Saturday, June 27, 2026 Strategy, technology, media, and social systems

I Think

Sorin Adam Matei

Analysis, research, maps, and essays from Sorin Adam Matei.

President Obama promised a new digital democracy, if we could keep it!

In May, the Obama administration wrapped up its first major digital democracy initiative.  The Citizen’s Briefing Book was produced by collecting data from anyone who cared, had the time, smarts, and technical training to share their policy ideas with the Obama initiative via a web site which since has been dismantled. Now, the site is empty like a ghost town. There are many ugly virtual holes throughout the entire change.gov site, where the briefing book used to be, and still is, prominently featured. Clicking on any icon referring to the initiative leads to a blank or error page.

The launching of the results was hushed and the media paid little attention. Despite the fact that this first major exercise was, in fact, quite successful. The problem? The most popular initiative was… legalizing marijuana, an issue that the Obama administration decided to handle with a 9 foot pole. Yet, as Washington Post remarked at the time, and an issue to which a New York Times commentator pointed again just the other day,  this is what you get when you apply a digital filter to democracy. The libertarian digerati get more than their fare share of voice and influence, for whatever this might be good or bad…

More than 125,000 users submitted 1.4 million votes during the wide-open process, leading to results that clearly do not align with recent scientific polling.

Legalizing marijuana, for example, ranked as the most popular issue. Ending federal prosecutions for medicinal marijuana also ranked high, as did ending the war on drugs. “We must stop imprisoning responsible adult citizens choosing to use a drug that has been mislabeled for over 70 years,” said one respondent named “Matt.”

This is not the first time that Obama has been hounded by Web-proficient marijuana supporters. One of the most popular questions submitted to an “online town hall” hosted by Obama in March was whether legalizing marijuana would help grow the economy; the president said he didn’t think it was a good strategy.

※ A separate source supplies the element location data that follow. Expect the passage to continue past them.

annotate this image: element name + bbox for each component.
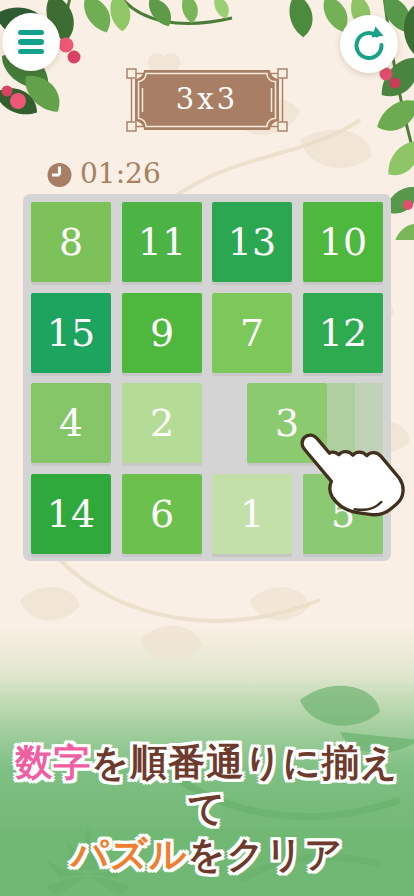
instruction-highlight-1: 数字 (15, 741, 91, 784)
tile-14[interactable]: 14 (31, 474, 111, 554)
tile-10[interactable]: 10 (303, 202, 383, 282)
tile-2[interactable]: 2 (122, 383, 202, 463)
tile-15[interactable]: 15 (31, 293, 111, 373)
restart-icon (349, 24, 389, 64)
menu-button[interactable] (2, 13, 60, 71)
tile-12[interactable]: 12 (303, 293, 383, 373)
hamburger-icon (18, 30, 44, 55)
app-screen: 3x3 01:26 811131015971242314615 数字を順番通りに… (0, 0, 414, 896)
berries-icon (380, 68, 414, 211)
tile-motion-trail (355, 383, 383, 463)
tile-13[interactable]: 13 (212, 202, 292, 282)
level-plaque: 3x3 (125, 68, 289, 132)
tile-5[interactable]: 5 (303, 474, 383, 554)
clock-icon (46, 161, 73, 188)
tile-9[interactable]: 9 (122, 293, 202, 373)
instruction-highlight-2: パズル (71, 833, 188, 876)
tile-6[interactable]: 6 (122, 474, 202, 554)
instruction-line-1: 数字を順番通りに揃えて (0, 740, 414, 832)
tile-7[interactable]: 7 (212, 293, 292, 373)
timer: 01:26 (46, 160, 161, 188)
puzzle-board: 811131015971242314615 (23, 194, 391, 561)
tile-motion-trail (327, 383, 355, 463)
tile-8[interactable]: 8 (31, 202, 111, 282)
timer-value: 01:26 (80, 160, 161, 188)
restart-button[interactable] (340, 15, 398, 73)
instruction-line-2: パズルをクリア (0, 832, 414, 878)
instruction-text: 数字を順番通りに揃えて パズルをクリア (0, 740, 414, 878)
tile-11[interactable]: 11 (122, 202, 202, 282)
tile-3[interactable]: 3 (247, 383, 327, 463)
tile-1[interactable]: 1 (212, 474, 292, 554)
tile-4[interactable]: 4 (31, 383, 111, 463)
level-size-label: 3x3 (125, 68, 289, 132)
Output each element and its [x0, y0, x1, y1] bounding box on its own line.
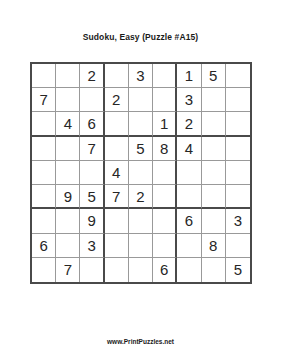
sudoku-cell-r4c7: 4	[177, 137, 201, 161]
sudoku-cell-r1c9[interactable]	[226, 64, 250, 88]
sudoku-cell-r2c5[interactable]	[129, 88, 153, 112]
sudoku-cell-r1c6[interactable]	[153, 64, 177, 88]
sudoku-cell-r4c1[interactable]	[32, 137, 56, 161]
sudoku-cell-r8c4[interactable]	[105, 234, 129, 258]
sudoku-cell-r3c3: 6	[80, 112, 104, 136]
sudoku-cell-r5c6[interactable]	[153, 161, 177, 185]
sudoku-cell-r8c5[interactable]	[129, 234, 153, 258]
sudoku-cell-r8c9[interactable]	[226, 234, 250, 258]
sudoku-board: 23157234612758449572963638765	[30, 62, 252, 284]
puzzle-title: Sudoku, Easy (Puzzle #A15)	[0, 32, 281, 42]
sudoku-cell-r3c4[interactable]	[105, 112, 129, 136]
sudoku-cell-r6c6[interactable]	[153, 185, 177, 209]
sudoku-cell-r7c3: 9	[80, 209, 104, 233]
sudoku-cell-r5c2[interactable]	[56, 161, 80, 185]
sudoku-cell-r9c6: 6	[153, 258, 177, 282]
sudoku-cell-r6c9[interactable]	[226, 185, 250, 209]
sudoku-cell-r5c8[interactable]	[202, 161, 226, 185]
sudoku-cell-r4c9[interactable]	[226, 137, 250, 161]
sudoku-cell-r7c9: 3	[226, 209, 250, 233]
sudoku-cell-r8c6[interactable]	[153, 234, 177, 258]
sudoku-cell-r6c5: 2	[129, 185, 153, 209]
sudoku-cell-r7c2[interactable]	[56, 209, 80, 233]
sudoku-cell-r4c8[interactable]	[202, 137, 226, 161]
sudoku-cell-r9c3[interactable]	[80, 258, 104, 282]
sudoku-cell-r1c4[interactable]	[105, 64, 129, 88]
sudoku-cell-r5c5[interactable]	[129, 161, 153, 185]
sudoku-cell-r1c2[interactable]	[56, 64, 80, 88]
sudoku-cell-r4c5: 5	[129, 137, 153, 161]
sudoku-cell-r5c1[interactable]	[32, 161, 56, 185]
sudoku-cell-r1c8: 5	[202, 64, 226, 88]
sudoku-cell-r7c6[interactable]	[153, 209, 177, 233]
sudoku-cell-r9c4[interactable]	[105, 258, 129, 282]
sudoku-cell-r4c4[interactable]	[105, 137, 129, 161]
sudoku-cell-r6c8[interactable]	[202, 185, 226, 209]
sudoku-cell-r8c8: 8	[202, 234, 226, 258]
sudoku-cell-r2c6[interactable]	[153, 88, 177, 112]
sudoku-cell-r3c1[interactable]	[32, 112, 56, 136]
sudoku-cell-r2c9[interactable]	[226, 88, 250, 112]
sudoku-cell-r5c7[interactable]	[177, 161, 201, 185]
page: { "title": "Sudoku, Easy (Puzzle #A15)",…	[0, 0, 281, 363]
sudoku-cell-r5c4: 4	[105, 161, 129, 185]
sudoku-cell-r7c8[interactable]	[202, 209, 226, 233]
sudoku-cell-r3c5[interactable]	[129, 112, 153, 136]
sudoku-cell-r5c9[interactable]	[226, 161, 250, 185]
sudoku-cell-r9c2: 7	[56, 258, 80, 282]
sudoku-cell-r7c5[interactable]	[129, 209, 153, 233]
sudoku-cell-r1c7: 1	[177, 64, 201, 88]
sudoku-cell-r2c3[interactable]	[80, 88, 104, 112]
sudoku-cell-r4c2[interactable]	[56, 137, 80, 161]
sudoku-cell-r3c8[interactable]	[202, 112, 226, 136]
sudoku-cell-r5c3[interactable]	[80, 161, 104, 185]
sudoku-cell-r7c4[interactable]	[105, 209, 129, 233]
sudoku-cell-r8c3: 3	[80, 234, 104, 258]
sudoku-cell-r6c1[interactable]	[32, 185, 56, 209]
sudoku-cell-r9c5[interactable]	[129, 258, 153, 282]
sudoku-cell-r9c9: 5	[226, 258, 250, 282]
footer-url: www.PrintPuzzles.net	[0, 338, 281, 345]
sudoku-cell-r1c1[interactable]	[32, 64, 56, 88]
sudoku-cell-r6c7[interactable]	[177, 185, 201, 209]
sudoku-cell-r9c1[interactable]	[32, 258, 56, 282]
sudoku-cell-r2c7: 3	[177, 88, 201, 112]
sudoku-cell-r3c6: 1	[153, 112, 177, 136]
sudoku-cell-r4c6: 8	[153, 137, 177, 161]
sudoku-cell-r6c3: 5	[80, 185, 104, 209]
sudoku-cell-r6c2: 9	[56, 185, 80, 209]
sudoku-cell-r9c7[interactable]	[177, 258, 201, 282]
sudoku-cell-r4c3: 7	[80, 137, 104, 161]
sudoku-cell-r2c2[interactable]	[56, 88, 80, 112]
sudoku-cell-r2c1: 7	[32, 88, 56, 112]
sudoku-cell-r8c7[interactable]	[177, 234, 201, 258]
sudoku-cell-r3c7: 2	[177, 112, 201, 136]
sudoku-cell-r1c5: 3	[129, 64, 153, 88]
sudoku-cell-r3c9[interactable]	[226, 112, 250, 136]
sudoku-cell-r9c8[interactable]	[202, 258, 226, 282]
sudoku-cell-r7c7: 6	[177, 209, 201, 233]
sudoku-cell-r3c2: 4	[56, 112, 80, 136]
sudoku-cell-r7c1[interactable]	[32, 209, 56, 233]
sudoku-cell-r1c3: 2	[80, 64, 104, 88]
sudoku-cell-r2c4: 2	[105, 88, 129, 112]
sudoku-cell-r2c8[interactable]	[202, 88, 226, 112]
sudoku-cell-r8c1: 6	[32, 234, 56, 258]
sudoku-cell-r8c2[interactable]	[56, 234, 80, 258]
sudoku-cell-r6c4: 7	[105, 185, 129, 209]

As might be obvious from the results, this was not a scientific survey. Online, opt-in surveys such as this one are not generated using a random sample of Americans, which is necessary to take a representative measure of public sentiment. In the most recent Gallup polling on the most important problem facing the nation, the economy continued to hold the top spot, with 76 percent citing it as their top priority. No other issue was mentioned by more than seven percent of adults nationwide.

In contrast, a large number of participants in the “citizen’s briefing” survey called for an end to the tax-exempt status for the Church of Scientology, perhaps best known as the unconventional religion of choice for Tom Cruise, John Travolta and other Hollywood actors. “It is my belief, and the belief of thousands of other Americans, that the Church of Scientology is a dangerous, for-profit organization,” wrote someone dubbed “azure.”

And the number one technology issue facing America? The need to legalize online poker gambling, of course.

The morale? Well, it should be none other than the famous answer that Franklin gave to one Mrs. Powels, who impatiently intercepted him on his way out of one of the last meetings of the Constitutional Convention. “Well Doctor, what have we got, a republic or a monarchy?” to which Franklin answered “A republic, if you can keep it!”

2 comments

  1. I fail to see that much difference in Scientology and any other religion in the concept of money, power and profit. How can you tax one without taxing the other?